Several other staffers, including Masai Takahashi, Brad Pearson, Par Sandora, Mike Boyle, Russell Nya and Tara Mardigan, will remain in their current positions.

"What we're trying to do is finish off a restructuring that really began last winter, and get to a system that we think captures appropriately the different specialties within the medical realm," Cherington said earlier Thursday at the General Managers Meetings. "We're trying to build a system that balances those effectively, and doing it in a way that the players have people who fully have their best interest in mind and are at the top of their profession.

"We got 60 or 70 yards down the field last winter. Hopefully we're trying to get in the end zone now."

Ronan, who owns degrees from Harvard College and Harvard Medical School, will continue to serve as head team internist as he has since 2005. A staff physician at Massachusetts General Hospital, he also serves as senior advisor to the Center for the Medical Integration of Innovative Technology, as director of the Thomas S. Durant, MD, Fellowship in Refugee Medicine at MGH, and as a senior advisor to the Red Sox Foundation/Mass General Hospital Home Base Program.

Dyrek, who graduated summa cum laude with a DPT from Downstate Medical Center in Brooklyn, N.Y., joined the medical staff as a clinical consultant during the 2012 season. He "brings over 30 years of experience as a physical therapist specializing in orthopedics and has treated athletes at the professional, Olympic, international, and collegiate levels from across the country," according to a team release.

Cherington intimated that the changes are at least partially in response to the myriad injuries that undermined the Sox in 2012.

"Many of our injuries have been of the traumatic kind, the collisions on the field and things like that that I don't think any medical person can prevent," he said. "But if there's ever a situation where we're missing any time that doesn't have to be missed, or there's an injury we maybe could have prevented, we have to look at that.

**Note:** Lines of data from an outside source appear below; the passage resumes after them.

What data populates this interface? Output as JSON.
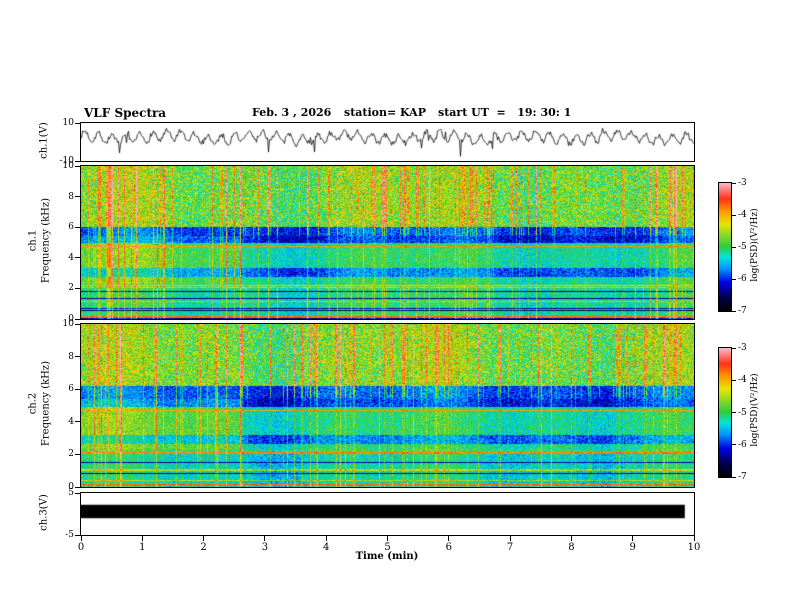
{
  "header": {
    "title": "VLF Spectra",
    "date": "Feb. 3 , 2026",
    "station": "station= KAP",
    "start_ut": "start UT  =   19: 30: 1"
  },
  "xaxis": {
    "label": "Time (min)",
    "ticks": [
      "0",
      "1",
      "2",
      "3",
      "4",
      "5",
      "6",
      "7",
      "8",
      "9",
      "10"
    ],
    "range": [
      0,
      10
    ]
  },
  "panels": {
    "waveform1": {
      "ylabel": "ch.1(V)",
      "yticks": [
        "10",
        "-10"
      ],
      "ylim": [
        -10,
        10
      ]
    },
    "spec1": {
      "channel": "ch.1",
      "ylabel": "Frequency (kHz)",
      "yticks": [
        "0",
        "2",
        "4",
        "6",
        "8",
        "10"
      ],
      "ylim": [
        0,
        10
      ]
    },
    "spec2": {
      "channel": "ch.2",
      "ylabel": "Frequency (kHz)",
      "yticks": [
        "0",
        "2",
        "4",
        "6",
        "8",
        "10"
      ],
      "ylim": [
        0,
        10
      ]
    },
    "waveform3": {
      "ylabel": "ch.3(V)",
      "yticks": [
        "5",
        "-5"
      ],
      "ylim": [
        -5,
        5
      ]
    }
  },
  "colorbar": {
    "label": "log(PSD)(V²/Hz)",
    "ticks": [
      "-3",
      "-4",
      "-5",
      "-6",
      "-7"
    ],
    "zlim": [
      -7,
      -3
    ],
    "stops": [
      {
        "t": 0.0,
        "c": "#000000"
      },
      {
        "t": 0.1,
        "c": "#00004d"
      },
      {
        "t": 0.22,
        "c": "#0000e6"
      },
      {
        "t": 0.33,
        "c": "#0096ff"
      },
      {
        "t": 0.42,
        "c": "#00e6dc"
      },
      {
        "t": 0.5,
        "c": "#2ecc40"
      },
      {
        "t": 0.58,
        "c": "#7dd62e"
      },
      {
        "t": 0.68,
        "c": "#e6e600"
      },
      {
        "t": 0.78,
        "c": "#ff9900"
      },
      {
        "t": 0.88,
        "c": "#ff3219"
      },
      {
        "t": 1.0,
        "c": "#ffb4c8"
      }
    ]
  },
  "chart_data": [
    {
      "type": "line",
      "name": "ch.1 waveform",
      "xlabel": "Time (min)",
      "xlim": [
        0,
        10
      ],
      "ylabel": "ch.1(V)",
      "ylim": [
        -10,
        10
      ],
      "color": "#000000",
      "description": "Noisy quasi-periodic waveform oscillating about +2.5 V, roughly 45 oscillation bumps across 10 min, excursions between about -8 V and +8 V",
      "gen": {
        "seed": 7,
        "mean": 2.3,
        "amp1": 2.4,
        "k1": 0.46,
        "amp2": 1.1,
        "k2": 0.07,
        "noise": 1.5
      }
    },
    {
      "type": "heatmap",
      "name": "ch.1 spectrogram",
      "xlabel": "Time (min)",
      "xlim": [
        0,
        10
      ],
      "ylabel": "Frequency (kHz)",
      "ylim": [
        0,
        10
      ],
      "zlabel": "log(PSD)(V²/Hz)",
      "zlim": [
        -7,
        -3
      ],
      "background_level": -5.0,
      "bands": [
        {
          "f0": 6.0,
          "f1": 10.0,
          "dv": 0.3,
          "extra_noise": 0.5
        },
        {
          "f0": 5.0,
          "f1": 6.0,
          "dv": -0.9
        },
        {
          "f0": 2.75,
          "f1": 3.3,
          "dv": -0.65
        },
        {
          "f0": 0.0,
          "f1": 2.1,
          "dv": -0.15,
          "striped": true
        }
      ],
      "lines": [
        {
          "f": 4.75,
          "v": -3.9,
          "hw": 0.05
        },
        {
          "f": 2.15,
          "v": -4.2,
          "hw": 0.04
        },
        {
          "f": 0.12,
          "v": -3.7,
          "hw": 0.06
        },
        {
          "f": 0.55,
          "v": -6.6,
          "hw": 0.04
        },
        {
          "f": 1.3,
          "v": -6.5,
          "hw": 0.04
        }
      ],
      "streak_density": 0.17,
      "regime_change_min": 2.6,
      "pixel_noise": 0.7,
      "seed": 101,
      "observed_features": [
        "mottled green/cyan background near -5",
        "dark blue quiet band ~5-6 kHz",
        "blue band ~2.8-3.3 kHz",
        "dense bright/dark horizontal interference lines below ~2 kHz",
        "orange lines near 4.75 kHz and near 0.1 kHz",
        "frequent vertical impulsive streaks (yellow/orange)",
        "spectral character change near t = 2.6 min"
      ]
    },
    {
      "type": "heatmap",
      "name": "ch.2 spectrogram",
      "xlabel": "Time (min)",
      "xlim": [
        0,
        10
      ],
      "ylabel": "Frequency (kHz)",
      "ylim": [
        0,
        10
      ],
      "zlabel": "log(PSD)(V²/Hz)",
      "zlim": [
        -7,
        -3
      ],
      "background_level": -5.0,
      "bands": [
        {
          "f0": 6.2,
          "f1": 10.0,
          "dv": 0.3,
          "extra_noise": 0.5
        },
        {
          "f0": 4.9,
          "f1": 6.2,
          "dv": -0.85
        },
        {
          "f0": 2.6,
          "f1": 3.2,
          "dv": -0.6
        },
        {
          "f0": 0.0,
          "f1": 2.1,
          "dv": -0.3,
          "striped": true
        }
      ],
      "lines": [
        {
          "f": 4.7,
          "v": -3.95,
          "hw": 0.05
        },
        {
          "f": 2.05,
          "v": -3.8,
          "hw": 0.05
        },
        {
          "f": 0.12,
          "v": -3.7,
          "hw": 0.06
        },
        {
          "f": 0.8,
          "v": -6.6,
          "hw": 0.04
        },
        {
          "f": 1.5,
          "v": -6.4,
          "hw": 0.04
        }
      ],
      "streak_density": 0.17,
      "regime_change_min": 2.6,
      "pixel_noise": 0.7,
      "seed": 202,
      "observed_features": [
        "same overall structure as ch.1",
        "dark blue quiet band ~5-6.2 kHz",
        "strong orange line near 2 kHz",
        "dense horizontal lines below ~2 kHz",
        "vertical impulsive streaks throughout",
        "spectral character change near t = 2.6 min"
      ]
    },
    {
      "type": "line",
      "name": "ch.3 waveform (saturated)",
      "xlabel": "Time (min)",
      "xlim": [
        0,
        10
      ],
      "ylabel": "ch.3(V)",
      "ylim": [
        -5,
        5
      ],
      "color": "#000000",
      "description": "Saturated/clipped channel rendered as a solid black bar from 0 to about 9.85 min spanning roughly +2 V to -1 V",
      "gen": {
        "bar_top_v": 2.2,
        "bar_bottom_v": -1.0,
        "x_end_frac": 0.985
      }
    }
  ]
}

"The goals here are not to look back ... but to look forward and try to set up a structure that incorporates the best practices within those specialties, with a group of people who will be fully dedicated to the players, the players will trust, and will have the best interest of the players in mind."

Additional physicians on the revamped staff include: George Theodore, Tom Holovacs, Eric Berkson, Steve Southard, Jim Januzzi and Jeff Bostic from Massachusetts General Hospital; Arun Ramappa from Beth Israel Deaconess Medical Center; and Brian Busconi from UMass Memorial Medical Group.

"There may be a position that we add down the road," Cherington said. "But for all intents and purposes, the structure that's in place, hopefully it will work for a long time."